Helen and Edith Chesebrough rest on the steps with their Airedale terriers - Rough, Radiance and Master Nobbler - in Burlingame, California in 1917. Three years later, Anita Blake poses with a lapdog and two borzois in the celebrated gardens of the Blake Estate in the San Francisco Bay town of Kensington, later bequeathed to the University of California, Berkeley.

January 12, 2012



Credit: Photos courtesy of The Bancroft Library


Like the 1890 image of a boy and his pooch on campus and the affecting scene from one of the tent cities that sprang up in San Francisco after a 1906 earthquake, these pictures are from the collections of UC Berkeley's Bancroft Library.
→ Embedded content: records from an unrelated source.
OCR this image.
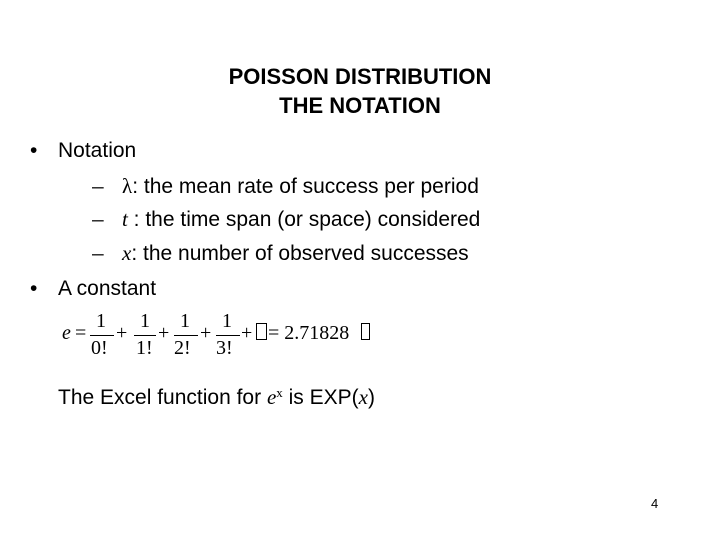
POISSON DISTRIBUTION
THE NOTATION
• Notation
– λ: the mean rate of success per period
– t : the time span (or space) considered
– x: the number of observed successes
• A constant
e =
1
0!
+
1
1!
+
1
2!
+
1
3!
+ = 2.71828
The Excel function for $e^x$ is EXP(x)
4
They came to light when Mary Scott and Susan Snyder were researching an exhibition on Californian women, and are among the 75 photographs featured in their recently published book Everyday Dogs: A Perpetual Calendar for Birthdays and Other Notable Dates.

They are accompanied by tributes, observations and quotes also drawn from the Bancroft collections, such as "My goal in life is to be as good a person as my dog already thinks I am" (anonymous) and "Dog: A kind of additional or subsidiary Deity designed to catch the overflow and surplus of the world's worship" (Ambrose Bierce).